La vague de fond
qui vient de révéler au peuple son impressionnante unité patriotique dans toute
la richesse et la fécondité de sa diversité, impose désormais aux gouvernants
l'impérieuse nécessité de changer ses pratiques et modes de gouvernance. Tous
les intellectuels qui ont analysé ce mouvement social d'une profondeur et d'une
ampleur inégalées n'ont pas manqué de le souligner avec autant de force que de
pertinence.
C'est la victoire
de l'équipe nationale de football qui fut le détonateur de l'explosion de joie
nationale. Le dégel-puisque après avoir parlé de congélation, il faut bien
reconnaître aujourd'hui, que la glaciation avait frappé tout un peuple –
entraînait, dans le même enthousiasme, toutes les classes et couches de la population,
intellectuels et politiques compris. Bien que ces derniers n'aient pas fait
montre, à quelques exceptions prés, de manifestations à la hauteur de
l'événement ; probablement parce que son ampleur dépassait les limites de leur
pré carré ou qu'ils voulaient tout simplement ne pas donner, en toute pudeur et
retenue, l'impression de voler au secours de la victoire. Tout semble avoir été
dit, mais, paradoxalement, tout reste à dire comme l'a souligné si justement le
sociologue Abdelkader Lakjaa qui y voit l'occasion ou la nécessité d'un
approfondissement, au niveau d'une discipline, combien utile, tant à la société
qu'aux hommes politiques qui évoquent à hue et à dia dans leur discours, le
peuple et la société, sans les connaître vraiment. De ce point de vue, j'ai
toujours été étonné que l'on se référât constamment à la société ou au peuple,
comme s'il s'agissait de réalités monolithiques, susceptibles de réagir d'un
bloc, sans être traversées de mouvements divers, complexes et contradictoires.

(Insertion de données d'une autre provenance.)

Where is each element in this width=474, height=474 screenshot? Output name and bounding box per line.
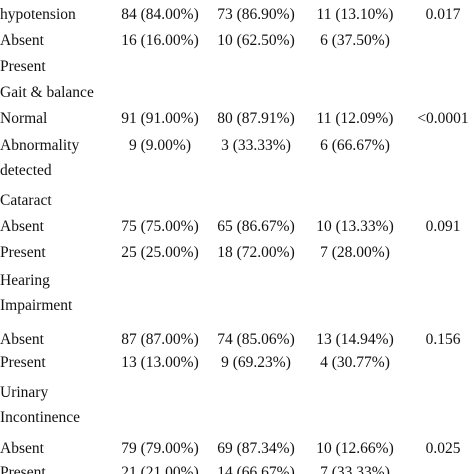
group-a-count: 10 (62.50%) xyxy=(217,32,295,49)
group-a-count: 80 (87.91%) xyxy=(217,110,295,127)
row-label: Cataract xyxy=(0,192,52,209)
row-label: Present xyxy=(0,244,46,261)
group-a-count: 18 (72.00%) xyxy=(217,244,295,261)
group-b-count: 11 (13.10%) xyxy=(316,6,394,23)
group-b-count: 11 (12.09%) xyxy=(316,110,394,127)
total-count: 91 (91.00%) xyxy=(121,110,199,127)
row-label: Hearing Impairment xyxy=(0,272,73,314)
group-b-count: 6 (66.67%) xyxy=(320,137,390,154)
group-b-count: 10 (13.33%) xyxy=(316,218,394,235)
total-count: 79 (79.00%) xyxy=(121,440,199,457)
total-count: 9 (9.00%) xyxy=(129,137,191,154)
p-value: 0.025 xyxy=(425,440,461,457)
group-b-count: 13 (14.94%) xyxy=(316,331,394,348)
row-label: Absent xyxy=(0,440,44,457)
total-count: 16 (16.00%) xyxy=(121,32,199,49)
total-count: 87 (87.00%) xyxy=(121,331,199,348)
total-count: 21 (21.00%) xyxy=(121,464,199,474)
p-value: 0.156 xyxy=(425,331,461,348)
group-b-count: 4 (30.77%) xyxy=(320,354,390,371)
group-a-count: 73 (86.90%) xyxy=(217,6,295,23)
group-a-count: 9 (69.23%) xyxy=(221,354,291,371)
row-label: Abnormality detected xyxy=(0,137,80,179)
group-a-count: 14 (66.67%) xyxy=(217,464,295,474)
group-b-count: 10 (12.66%) xyxy=(316,440,394,457)
total-count: 13 (13.00%) xyxy=(121,354,199,371)
total-count: 25 (25.00%) xyxy=(121,244,199,261)
row-label: Urinary Incontinence xyxy=(0,384,81,426)
row-label: Present xyxy=(0,58,46,75)
row-label: Present xyxy=(0,354,46,371)
p-value: 0.091 xyxy=(425,218,461,235)
row-label: Normal xyxy=(0,110,48,127)
row-label: Absent xyxy=(0,331,44,348)
group-a-count: 74 (85.06%) xyxy=(217,331,295,348)
row-label: Gait & balance xyxy=(0,84,94,101)
group-a-count: 65 (86.67%) xyxy=(217,218,295,235)
row-label: Present xyxy=(0,464,46,474)
row-label: Absent xyxy=(0,32,44,49)
row-label: Absent xyxy=(0,218,44,235)
total-count: 84 (84.00%) xyxy=(121,6,199,23)
group-a-count: 3 (33.33%) xyxy=(221,137,291,154)
group-b-count: 6 (37.50%) xyxy=(320,32,390,49)
group-b-count: 7 (28.00%) xyxy=(320,244,390,261)
total-count: 75 (75.00%) xyxy=(121,218,199,235)
group-a-count: 69 (87.34%) xyxy=(217,440,295,457)
group-b-count: 7 (33.33%) xyxy=(320,464,390,474)
p-value: <0.0001 xyxy=(417,110,469,127)
row-label: hypotension xyxy=(0,6,76,23)
p-value: 0.017 xyxy=(425,6,461,23)
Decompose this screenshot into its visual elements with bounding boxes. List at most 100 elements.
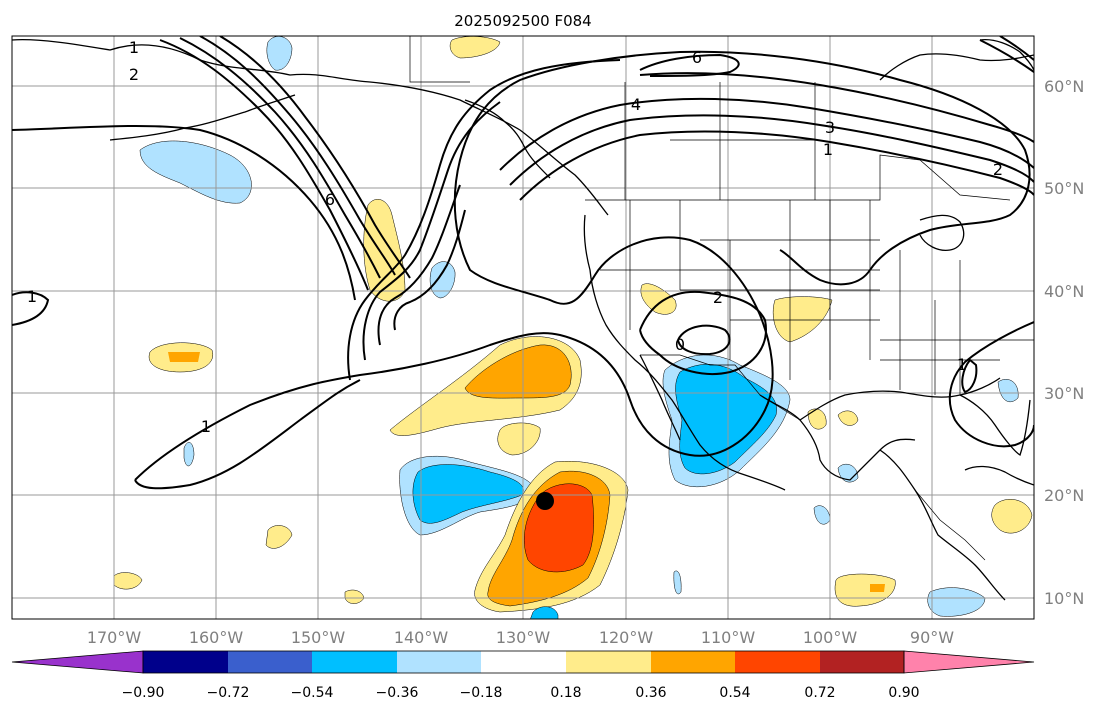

Diversité et complexité qu'il convenait de connaître parfaitement, au risque
d'en arriver aux inconséquences du type : nous nous sommes trompés de peuple ou
de société. De manière générale, cette méconnaissance exprime on ne peut mieux,
l'inadéquation du système à la société, parce que le système vit en lui-même et
pour lui-même. Il ne pense à la société que dans des situations de crise ;
lorsque son existence est mise en jeu, et/ou sa légitimité contestée, par le
surgissement inattendu de l'imprévisible, comme ce fut le cas dernièrement, des
forces sociales dans la vie politique, qu'il a fortement contribué à
anesthésier ou à congeler. Tous l'ont constaté et dit, entre la société et le
système, le fossé se creuse au fur et à mesure que la médiocrité, la
courtisanerie, l'incompétence et la mal gouvernance s'étendent. Tout autant que
la corruption, qui trouve là, un terreau favorable à son propre développement
et devient un frein puissant à tout processus démocratique. Et qu'il est grand
temps de changer !
Que connaissons-nous
de la société ?
Que
connaissons-nous de notre peuple ou de notre société ? De son organisation, de
sa composition, de ses tranches d'âge, de son niveau de vie, de ses misères, de
ses souffrances, de son niveau intellectuel et culturel, de son analphabétisme,
de ses aspirations les plus fortes et de ses préoccupations les plus
lancinantes. De ses luttes concrètes et de ses coups de colère.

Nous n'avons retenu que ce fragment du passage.